I have arrived safely, but groggy in Paris where it's now late morning and rainy. In leading up to my visit here, I have started reading some French blogs in my RSS reader, such as Marketing Alternatif - a great resource on street marketing.
As noted here before, the blogosphere is a truly global medium. Only 25 percent of the content bloggers pump out each day is written in English. This means that most of us here in the US are missing 75% of the b'sphere.

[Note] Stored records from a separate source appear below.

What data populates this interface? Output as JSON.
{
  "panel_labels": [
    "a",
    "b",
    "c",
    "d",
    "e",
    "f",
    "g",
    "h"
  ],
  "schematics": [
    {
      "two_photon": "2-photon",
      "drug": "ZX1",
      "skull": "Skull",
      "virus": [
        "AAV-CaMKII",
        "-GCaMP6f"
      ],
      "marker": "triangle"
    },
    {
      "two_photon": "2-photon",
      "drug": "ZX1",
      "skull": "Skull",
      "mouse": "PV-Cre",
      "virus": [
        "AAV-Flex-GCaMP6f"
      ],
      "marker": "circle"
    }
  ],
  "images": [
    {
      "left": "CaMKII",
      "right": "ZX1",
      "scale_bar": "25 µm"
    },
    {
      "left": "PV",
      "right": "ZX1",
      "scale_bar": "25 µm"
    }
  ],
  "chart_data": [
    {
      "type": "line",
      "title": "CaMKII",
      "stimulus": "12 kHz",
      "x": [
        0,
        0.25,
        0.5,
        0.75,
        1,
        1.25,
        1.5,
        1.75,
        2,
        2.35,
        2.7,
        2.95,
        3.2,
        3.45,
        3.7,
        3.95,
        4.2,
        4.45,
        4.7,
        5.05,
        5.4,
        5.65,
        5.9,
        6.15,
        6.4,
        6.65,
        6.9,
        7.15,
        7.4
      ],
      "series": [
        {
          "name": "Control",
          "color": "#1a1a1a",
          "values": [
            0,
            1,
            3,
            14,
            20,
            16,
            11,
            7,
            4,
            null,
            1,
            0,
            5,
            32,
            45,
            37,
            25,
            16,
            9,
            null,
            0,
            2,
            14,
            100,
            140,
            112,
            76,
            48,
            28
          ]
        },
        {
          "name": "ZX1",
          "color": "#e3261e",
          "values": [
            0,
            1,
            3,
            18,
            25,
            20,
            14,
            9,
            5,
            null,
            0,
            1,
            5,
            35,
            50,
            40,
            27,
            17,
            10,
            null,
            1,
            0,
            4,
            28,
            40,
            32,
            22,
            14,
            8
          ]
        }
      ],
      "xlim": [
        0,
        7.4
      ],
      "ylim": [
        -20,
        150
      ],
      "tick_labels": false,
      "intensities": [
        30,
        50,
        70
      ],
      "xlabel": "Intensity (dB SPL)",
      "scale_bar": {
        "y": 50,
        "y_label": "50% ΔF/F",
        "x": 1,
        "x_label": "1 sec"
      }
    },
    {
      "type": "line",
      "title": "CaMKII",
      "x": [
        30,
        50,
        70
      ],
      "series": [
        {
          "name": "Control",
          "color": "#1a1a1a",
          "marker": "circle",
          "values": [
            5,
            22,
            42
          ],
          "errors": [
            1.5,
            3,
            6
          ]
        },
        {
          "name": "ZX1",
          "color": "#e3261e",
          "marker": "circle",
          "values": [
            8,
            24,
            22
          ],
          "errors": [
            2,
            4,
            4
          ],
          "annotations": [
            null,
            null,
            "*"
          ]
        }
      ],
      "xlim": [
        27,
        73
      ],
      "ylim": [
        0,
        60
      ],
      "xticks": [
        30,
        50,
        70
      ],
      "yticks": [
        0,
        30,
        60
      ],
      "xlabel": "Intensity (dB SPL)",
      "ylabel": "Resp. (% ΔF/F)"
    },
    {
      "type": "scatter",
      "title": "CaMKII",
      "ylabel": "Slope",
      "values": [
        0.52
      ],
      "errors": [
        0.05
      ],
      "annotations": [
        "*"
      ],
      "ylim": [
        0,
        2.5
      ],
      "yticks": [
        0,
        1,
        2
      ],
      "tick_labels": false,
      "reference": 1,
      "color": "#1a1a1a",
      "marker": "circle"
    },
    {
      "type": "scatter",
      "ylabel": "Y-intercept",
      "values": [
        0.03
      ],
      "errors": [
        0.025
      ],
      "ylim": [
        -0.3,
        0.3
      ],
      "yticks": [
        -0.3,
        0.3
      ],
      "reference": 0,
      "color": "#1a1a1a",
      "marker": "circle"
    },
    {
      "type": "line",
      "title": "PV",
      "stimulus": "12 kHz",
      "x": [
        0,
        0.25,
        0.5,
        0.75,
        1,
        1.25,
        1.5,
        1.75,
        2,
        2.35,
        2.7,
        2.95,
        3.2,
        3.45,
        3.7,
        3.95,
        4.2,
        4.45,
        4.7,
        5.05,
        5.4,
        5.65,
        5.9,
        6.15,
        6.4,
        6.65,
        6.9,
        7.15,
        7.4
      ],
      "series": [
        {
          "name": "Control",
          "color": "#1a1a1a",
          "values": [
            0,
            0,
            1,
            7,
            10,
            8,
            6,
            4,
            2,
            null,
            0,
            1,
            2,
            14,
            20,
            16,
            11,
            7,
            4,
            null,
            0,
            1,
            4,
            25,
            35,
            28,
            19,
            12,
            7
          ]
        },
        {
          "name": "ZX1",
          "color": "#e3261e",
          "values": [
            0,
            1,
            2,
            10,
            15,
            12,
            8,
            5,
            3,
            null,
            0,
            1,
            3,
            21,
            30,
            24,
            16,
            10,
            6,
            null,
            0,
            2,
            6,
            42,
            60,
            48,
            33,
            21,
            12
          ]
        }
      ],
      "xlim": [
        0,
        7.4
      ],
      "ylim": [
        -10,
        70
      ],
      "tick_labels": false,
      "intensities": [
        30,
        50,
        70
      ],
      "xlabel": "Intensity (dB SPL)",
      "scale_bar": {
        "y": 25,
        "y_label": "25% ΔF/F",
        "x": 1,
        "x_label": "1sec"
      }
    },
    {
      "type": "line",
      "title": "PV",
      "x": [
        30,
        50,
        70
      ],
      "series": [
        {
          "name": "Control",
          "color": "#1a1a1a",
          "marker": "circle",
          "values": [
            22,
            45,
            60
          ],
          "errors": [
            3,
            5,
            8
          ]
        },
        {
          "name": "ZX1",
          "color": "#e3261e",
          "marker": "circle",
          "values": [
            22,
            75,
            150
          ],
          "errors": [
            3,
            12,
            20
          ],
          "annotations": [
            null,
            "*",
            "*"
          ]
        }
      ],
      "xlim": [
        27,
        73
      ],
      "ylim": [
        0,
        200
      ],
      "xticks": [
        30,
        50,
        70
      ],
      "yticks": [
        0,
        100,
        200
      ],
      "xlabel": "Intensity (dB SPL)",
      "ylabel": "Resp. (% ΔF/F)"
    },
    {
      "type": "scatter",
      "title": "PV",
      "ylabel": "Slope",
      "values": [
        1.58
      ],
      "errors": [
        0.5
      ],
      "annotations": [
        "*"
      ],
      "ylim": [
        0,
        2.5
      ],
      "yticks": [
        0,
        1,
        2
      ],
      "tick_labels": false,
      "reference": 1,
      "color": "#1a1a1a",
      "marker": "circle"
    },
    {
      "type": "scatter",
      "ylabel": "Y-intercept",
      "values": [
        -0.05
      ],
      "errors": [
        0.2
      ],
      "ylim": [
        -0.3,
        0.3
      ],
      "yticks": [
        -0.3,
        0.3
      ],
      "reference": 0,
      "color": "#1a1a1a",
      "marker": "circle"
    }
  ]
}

The big RSS newsreaders and the blog search engines can help fill in this void by translating foreign language content on the fly much as Google does for Web results. BL Ochman and others have noted that machine language translation is limited. That's certainly true. However, it's the best option we have right now. (Edelman's partnership with Technorati is tackling the opposite challenge. T'Rati is creating localized front-ends and morphological analysis tools for our teams in Europe and Asia.)
Feed readers need to do a better job of transcoding content too. I have been playing around with the mobile versions of the Google Reader and Bloglines. Both make it easy to read feeds on the fly but neither offers the options to format the sites they link to for a mobile device. Again, Google has mastered this for Web search. If you use Google Mobile, all of the results it links to are automatically formatted for mobile devices.
As they become more popular and the world gets flatter, RSS readers need to get smarter in how they translate and transcode content.